No 18 de Maio, Dia Nacional de Luta Antimanicomial
Onde estão meus portos? Viverei nesse eterno passar por margens de Susana limpando lágrimas nas mangas vetustas da camisa de aninhar, num gesto atávico repetido e herdado da minha e da mãe dela. Onde a mansidão dos beirais espargindo a chuva que enviei só pros olhos vespertinos de Susana? Desde onde os ventos me convocaram à varrição das ruas é que me desencontro de colos e janelas abertas para as estrelas. Desde pequeno tive clarabóias. Disso veio o meu domínio da geometria austral, da intimidade das constelações. Eles não entenderam esse meu novo dom de profetizar os movimentos dos brilhos mortos, e quiseram me amurar com químicas e faixas brancas. Mal sabiam que fui feito com calibres de pássaros e nuvens. Com bitola de tempestades amiúde. Mal sabiam de meus enlaçamentos com a voz que nomeou tudo. Mal sabiam da mensagem que se enrodilhara nos labirintos tensos do meu ouvido desde que Susana me deixou. Não sabiam do alistamento e nem da missão. Não obstante o esgar de todos, salvarei cada um ao revelar o avesso oblíquo de suas rotinas. Teremos todos as piores guerras, as íntimas. Mas gastarão apenas duas estações de chuva. Cessarão quando o musgo vencer a última lança da última cerca. Quando a última porta se abrir, o rangido das dobradiças e o baque do ferrolho aberto forjarão o bramido de homens livres, e de mulheres livres também, que os amarão sem distâncias, desculpas ou favores. WDC
2 comentários:
Data emblemática, que sempre, sempre, merece uma homenagem, passem-se os anos que forem.
Ainda hoje olhei para o Zé, aquele que ninguém mais vê. Ele está sempre ali, mas pouca, pouquissima gente o vê. E toda essa luta é para que eles (nós) não fiquemos assim, invisíveis e esquecidos..

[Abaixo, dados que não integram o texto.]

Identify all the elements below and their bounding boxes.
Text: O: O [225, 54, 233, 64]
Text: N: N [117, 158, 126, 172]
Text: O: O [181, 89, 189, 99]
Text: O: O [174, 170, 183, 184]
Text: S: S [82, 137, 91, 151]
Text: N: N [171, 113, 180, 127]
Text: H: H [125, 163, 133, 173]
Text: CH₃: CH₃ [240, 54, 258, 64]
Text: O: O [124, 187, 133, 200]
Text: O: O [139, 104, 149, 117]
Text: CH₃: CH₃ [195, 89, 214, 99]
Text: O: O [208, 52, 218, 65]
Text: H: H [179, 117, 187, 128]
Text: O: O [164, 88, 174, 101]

A minha loucura cabe num potinho de geléia usado, assim como cabe na imensidão dos portos espaciais que jamais verei.
Minha loucura pende para o lado de dentro e desde lá agita os mares, pois aprendiz de desastres naturais.
Minha loucura quer o cuidado daqueles dedos incrivelmente macios e disponíveis, feito as patas de uma aranha que me enrredara para sempre.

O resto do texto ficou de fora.